Forecasting is a critical strategy in supply chain management and risk mitigation, and while this area of expertise has become a priority for more members of the C-suite, if the last year has taught corporates anything, it’s that the only thing certain is that nothing is certain.
That’s an important understanding for today’s business leaders, according to David Shillingford, CEO of newly-debuted Everstream Analytics, a company formed from the previous merger of Resilience360 and Riskpulse.
“The pandemic created enormous disruption and dislocation in global supply chains, and there is a lot of debate as to what lessons should be drawn from it,” he told PYMNTS in an interview. “On one side of the argument, it will never happen again. On the other side, it might not happen exactly this way, but something like it will happen again — and things like it are happening every day.”
Among the biggest impacts of the pandemic is that supply chain risk management is now a board-level discussion. Yet organizations continue to experiment and explore how exactly to evolve their risk management strategies. As Shillingford explained, there is a spectrum of approaches to mitigating risk that is nearly as vast as the risk landscape itself.

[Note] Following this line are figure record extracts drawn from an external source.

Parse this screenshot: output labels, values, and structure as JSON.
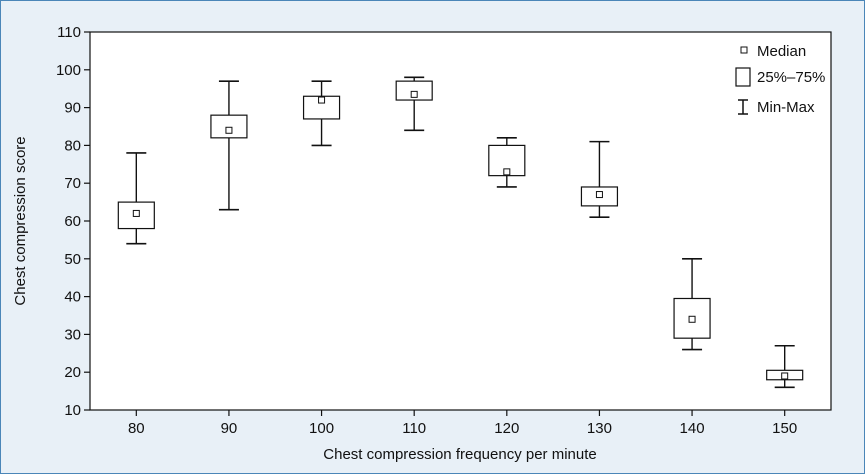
{
  "chart_data": {
    "type": "box",
    "xlabel": "Chest compression frequency per minute",
    "ylabel": "Chest compression score",
    "ylim": [
      10,
      110
    ],
    "yticks": [
      10,
      20,
      30,
      40,
      50,
      60,
      70,
      80,
      90,
      100,
      110
    ],
    "categories": [
      "80",
      "90",
      "100",
      "110",
      "120",
      "130",
      "140",
      "150"
    ],
    "boxes": [
      {
        "min": 54,
        "q1": 58,
        "median": 62,
        "q3": 65,
        "max": 78
      },
      {
        "min": 63,
        "q1": 82,
        "median": 84,
        "q3": 88,
        "max": 97
      },
      {
        "min": 80,
        "q1": 87,
        "median": 92,
        "q3": 93,
        "max": 97
      },
      {
        "min": 84,
        "q1": 92,
        "median": 93.5,
        "q3": 97,
        "max": 98
      },
      {
        "min": 69,
        "q1": 72,
        "median": 73,
        "q3": 80,
        "max": 82
      },
      {
        "min": 61,
        "q1": 64,
        "median": 67,
        "q3": 69,
        "max": 81
      },
      {
        "min": 26,
        "q1": 29,
        "median": 34,
        "q3": 39.5,
        "max": 50
      },
      {
        "min": 16,
        "q1": 18,
        "median": 19,
        "q3": 20.5,
        "max": 27
      }
    ],
    "legend": {
      "position": "top-right",
      "items": [
        "Median",
        "25%–75%",
        "Min-Max"
      ]
    },
    "colors": {
      "frame_border": "#4a86b8",
      "outer_background": "#e8f0f7",
      "plot_background": "#ffffff",
      "ink": "#111111"
    }
  }
}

While much uncertainty remains, spurring a renewed focus not only on supply chain risk management but on what it should even look like, is a valuable mark of progress within the global market.
Driving A Holistic View
There are several other key developments that have emerged amid the ongoing pandemic beyond business leaders finally prioritizing supply chain risk strategies.
Another key trend is the emergence of leaders in their industry approaching this area of focus in a more holistic manner than it has been historically.
“By that, we mean looking at risk from an end-to-end standpoint,” explained Shillingford. “They’re thinking about it from sourcing, all the way through to product delivery and beyond, through the reverse supply chain.”
Increasingly, the concept of a “holistic” approach means driving visibility of the supply chain. Going further, he said, corporates are increasingly including risk as a part of that effort to boost transparency.
Take the payments piece of the supply chain puzzle. Risk in this area can stem from a variety of sources, from external cyberattacks to delayed payments from vendors. And while digitization can be key to enhancing automation and boosting visibility into transactions, if risk mitigation efforts are not approached holistically, they will be limited.
“The challenge is to digitize things end-to-end,” said Shillingford. “If your payments are digitized, but the actions on either side of them or in parallel with them are not digitized, then you’re missing a lot of opportunity.”
A Spectrum Of Strategy
While supply chain risk management strategies can be complex and multifaceted, there are two key characteristics of a successful program.
They include the ability for a company to predict risks ahead, and the capability to act with agility when unpredictable events occur.
In areas like finance and payments, this means securing a predictive view of the financial well-being and potential financial stresses along the supply chain. Taking more proactive measures to mitigate this threat has become even more crucial as a result of fast-paced volatility and the inability of traditional financial reporting cycles to present key information quickly and consistently enough.
“I can’t wait until the next cycle of a credit report,” said Shillingford. “Clients need to understand as early as possible if they have a supplier or business partner that’s suffering.”
Yet, as so many firms have learned over the last year, not everything is predictable, making it that much more important for an organization to be able to be flexible and resilient when a disruptive event occurs.
As Shillingford explained, being proactive and being reactive are not mutually exclusive. Rather, they exist along the same spectrum of supply chain risk management efforts and are equally important to an effective strategy.
Thanks to technologies like predictive analytics, businesses now have a wider opportunity to mitigate risk in the planning phase of supply chain operations. Likewise, they should also have backup plans in order to be able to respond quickly as the market ebbs and flows. Having both and bolstering each strategy through sophisticated, real-time analytics is a formula for a more robust supply chain.